Can you leave baked oats out overnight?
I do not recommend prepping an unbaked oatmeal casserole and leaving it in the fridge overnight. Although many recipes suggest this method, it can result in mushy baked oats. After sitting overnight, the oats soak up too much milk before baking! To make baked pumpkin oatmeal ahead of time, use one of the meal prep methods described below for the tastiest results.
How to Meal Prep Pumpkin Baked Oatmeal
- Cook & Store Method. Bake your casserole and let it cool completely before storing in the fridge or freezer. Either cover and store the whole casserole, or divide it into individual portions. The next morning, reheat the whole dish or as many portions as needed and enjoy!

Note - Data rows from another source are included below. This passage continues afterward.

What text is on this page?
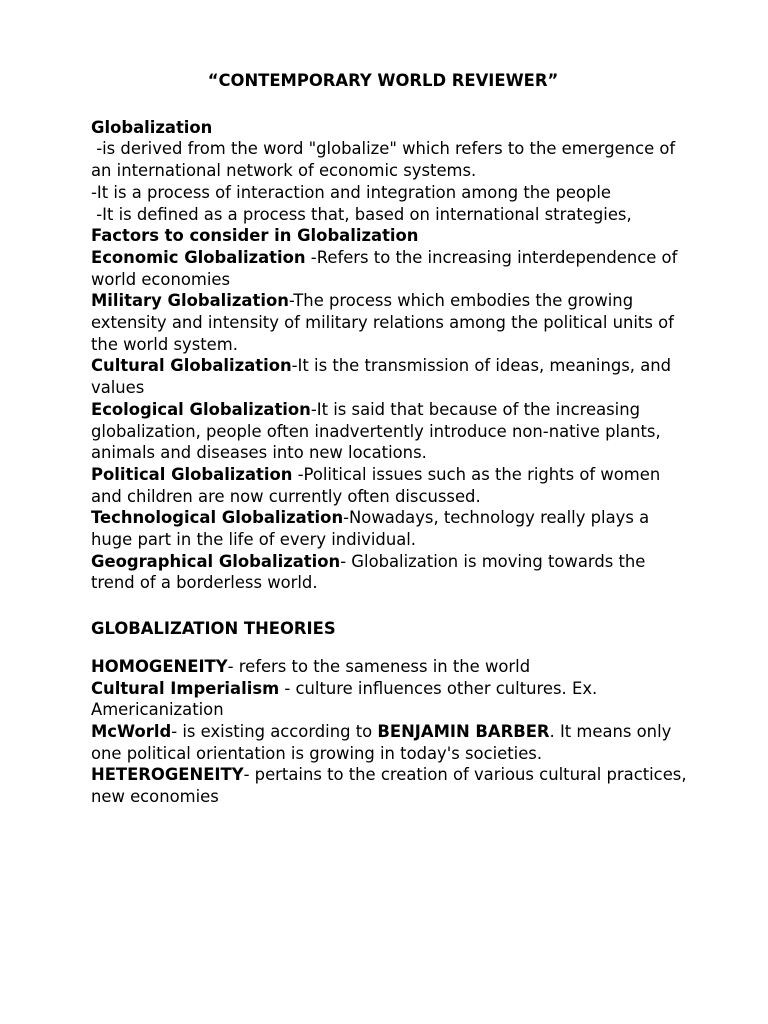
“CONTEMPORARY WORLD REVIEWER”

Globalization

-is derived from the word "globalize" which refers to the emergence of an international network of economic systems.

-It is a process of interaction and integration among the people

-It is defined as a process that, based on international strategies,

Factors to consider in Globalization

Economic Globalization -Refers to the increasing interdependence of world economies

Military Globalization-The process which embodies the growing extensity and intensity of military relations among the political units of the world system.

Cultural Globalization-It is the transmission of ideas, meanings, and values

Ecological Globalization-It is said that because of the increasing globalization, people often inadvertently introduce non-native plants, animals and diseases into new locations.

Political Globalization -Political issues such as the rights of women and children are now currently often discussed.

Technological Globalization-Nowadays, technology really plays a huge part in the life of every individual.

Geographical Globalization- Globalization is moving towards the trend of a borderless world.

GLOBALIZATION THEORIES

HOMOGENEITY- refers to the sameness in the world

Cultural Imperialism - culture influences other cultures. Ex. Americanization

McWorld- is existing according to BENJAMIN BARBER. It means only one political orientation is growing in today's societies.

HETEROGENEITY- pertains to the creation of various cultural practices, new economies
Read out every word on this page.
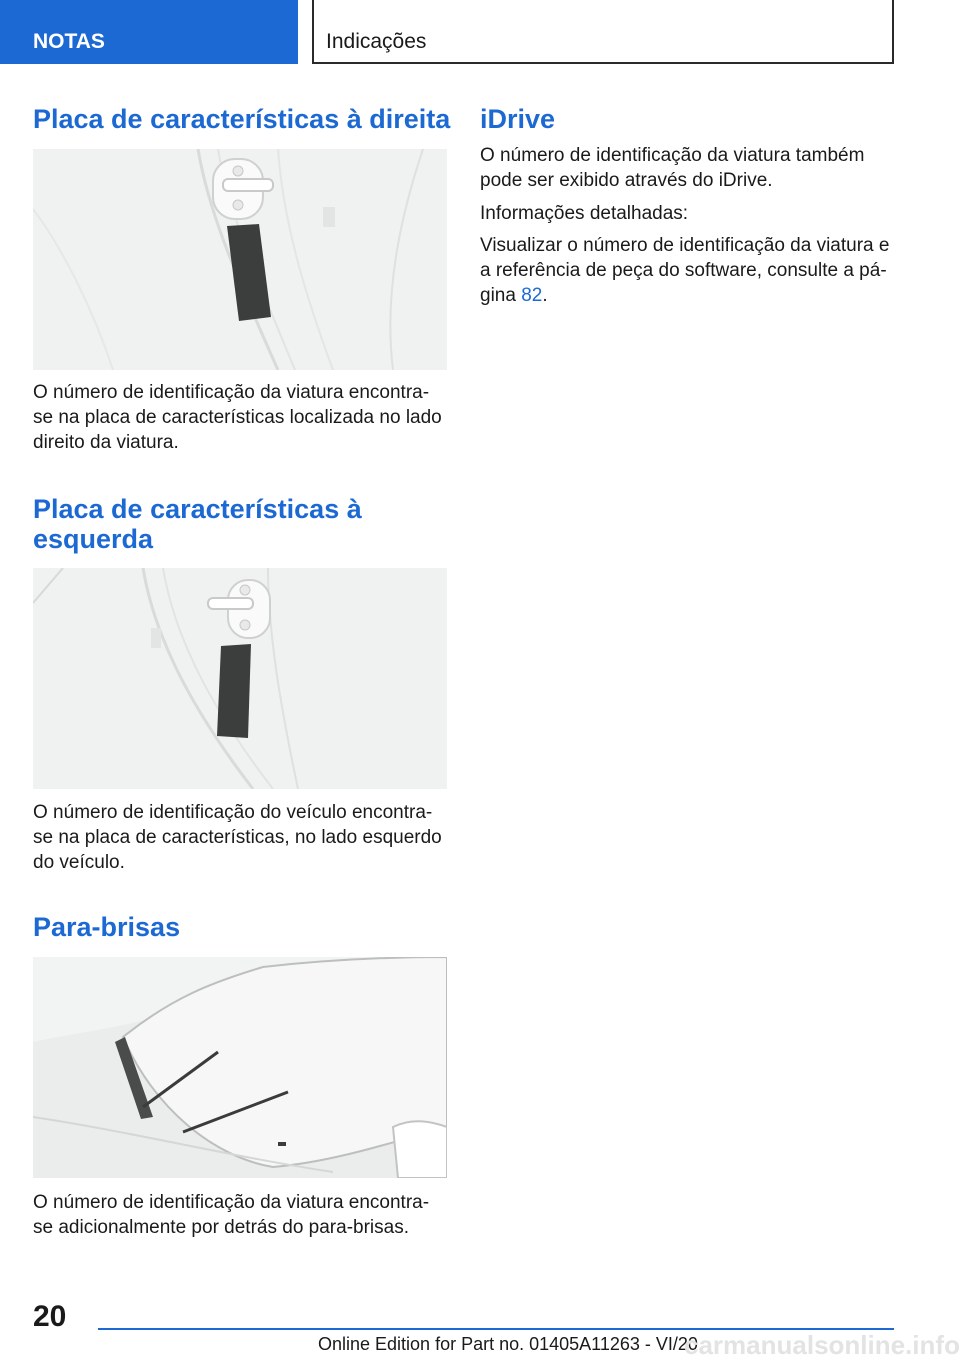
NOTAS	Indicações
Placa de características à direita

O número de identificação da viatura encontra-se na placa de características localizada no lado direito da viatura.

Placa de características à
esquerda

O número de identificação do veículo encontra-se na placa de características, no lado esquerdo do veículo.

Para-brisas

O número de identificação da viatura encontra-se adicionalmente por detrás do para-brisas.

iDrive

O número de identificação da viatura também pode ser exibido através do iDrive.

Informações detalhadas:

Visualizar o número de identificação da viatura e a referência de peça do software, consulte a página 82.

20
Online Edition for Part no. 01405A11263 - VI/20
carmanualsonline.info
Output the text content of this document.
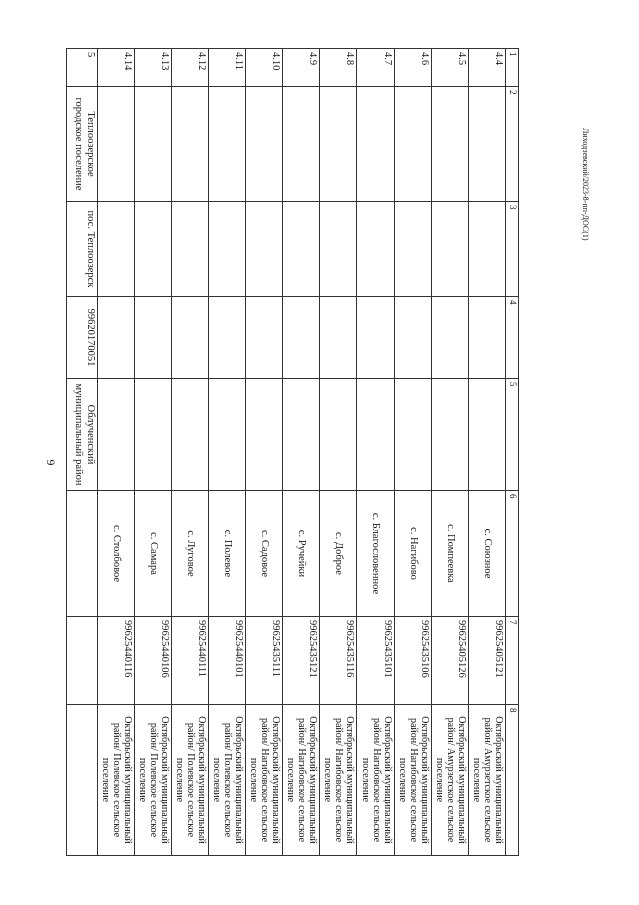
6
Лиходзевский/2023-8-пп-ДОС(1)
1	2	3	4	5	6	7	8
4.4					с. Союзное	99625405121	Октябрьский муниципальный район/ Амурзетское сельское поселение
4.5					с. Помпеевка	99625405126	Октябрьский муниципальный район/ Амурзетское сельское поселение
4.6					с. Нагибово	99625435106	Октябрьский муниципальный район/ Нагибовское сельское поселение
4.7					с. Благословенное	99625435101	Октябрьский муниципальный район/ Нагибовское сельское поселение
4.8					с. Доброе	99625435116	Октябрьский муниципальный район/ Нагибовское сельское поселение
4.9					с. Ручейки	99625435121	Октябрьский муниципальный район/ Нагибовское сельское поселение
4.10					с. Садовое	99625435111	Октябрьский муниципальный район/ Нагибовское сельское поселение
4.11					с. Полевое	99625440101	Октябрьский муниципальный район/ Полевское сельское поселение
4.12					с. Луговое	99625440111	Октябрьский муниципальный район/ Полевское сельское поселение
4.13					с. Самара	99625440106	Октябрьский муниципальный район/ Полевское сельское поселение
4.14					с. Столбовое	99625440116	Октябрьский муниципальный район/ Полевское сельское поселение
5	Теплоозерское городское поселение	пос. Теплоозерск	99620170051	Облученский муниципальный район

- Wait to Bake Method. If you’d rather wait to bake until the morning, mix and store the dry ingredients in one sealed container, and the wet ingredients in a separate container in the fridge. The next morning, combine the two mixtures, add desired mix-ins, and pop your pumpkin oatmeal bake into the oven. (Wait to combine the dry & wet mixtures until you’re ready to bake!)
Pumpkin Baked Oatmeal
- 2½ cups old-fashioned rolled oats
- 1 tsp cinnamon
- 1 tsp pumpkin pie spice
- 1 tsp baking powder
- ½ tsp salt
- 1 cup canned pumpkin puree
- 1 egg, (or flax egg)
- 1½ cups milk of choice
- ¼ cup maple syrup
- 2 Tbsp coconut oil, melted
- 1 tsp vanilla extract
Mix-Ins & Toppings
- ½ chopped pecans or walnuts, mixed in & sprinkled on top
- 8-inch (1.5-qt) round baking dish (or 9×9-inch baking dish)
- Preheat oven to 350°F (180°C).
- In a bowl, whisk together dry ingredients. Separately, add wet ingredients to a bowl and whisk to combine. Add dry mixture into wet and mix well to integrate.
- Fold in chopped nuts, reserving some for topping.
- Spray an 8-inch (1.5-qt) round baking dish with cooking spray (or a 9×9-inch pan). Transfer oatmeal mixture into prepared baking dish and sprinkle chopped nuts on top.
- Bake 40-50 minutes, until lightly browned and crisped on edges. (A knife should come out mostly clean—it can be a bit moist, but it shouldn’t be soggy. If it is, it needs to bake longer.)
- Cool 10 minutes before serving.
- Serve warm in a bowl on its own, or with toppings like yogurt, whipped cream, nut butter—whatever you like!
Storage & Reheating
- Allow dish to cool completely, then cover and refrigerate. Or cut cooled oatmeal bake into portions and store in airtight containers in the fridge.
- Baked oatmeal will last in the fridge for 4-7 days.
- Reheat individual portions in the microwave for 60-90 seconds, until warmed through. Or reheat in the oven at 350°F (180°C): 15-20 minutes for the full casserole, 5-10 minutes for individual portions.
- To freeze, store the entire casserole in a freezer-safe container, or store individual portions in freezer-safe containers or wrapped in plastic.
- Method 1: Prep and bake the entire casserole, then store as desired.
- Method 2: Mix and store the dry ingredients the night before, and mix and store the wet ingredients in the fridge so they’re ready. Then, the next day, combine the dry & wet ingredients at the time of baking.
- Don’t mix the dry and wet ingredients together and let the batter sit for too long! The oats will soak up too much of the liquid, which can result in mushy baked oats. Wait to combine the dry and wet mixtures until you’re ready to bake.
- For a larger oatmeal casserole that yields 10-12 servings, double the recipe ingredient amounts and bake in a 9×13-inch dish for 10-15 minutes longer.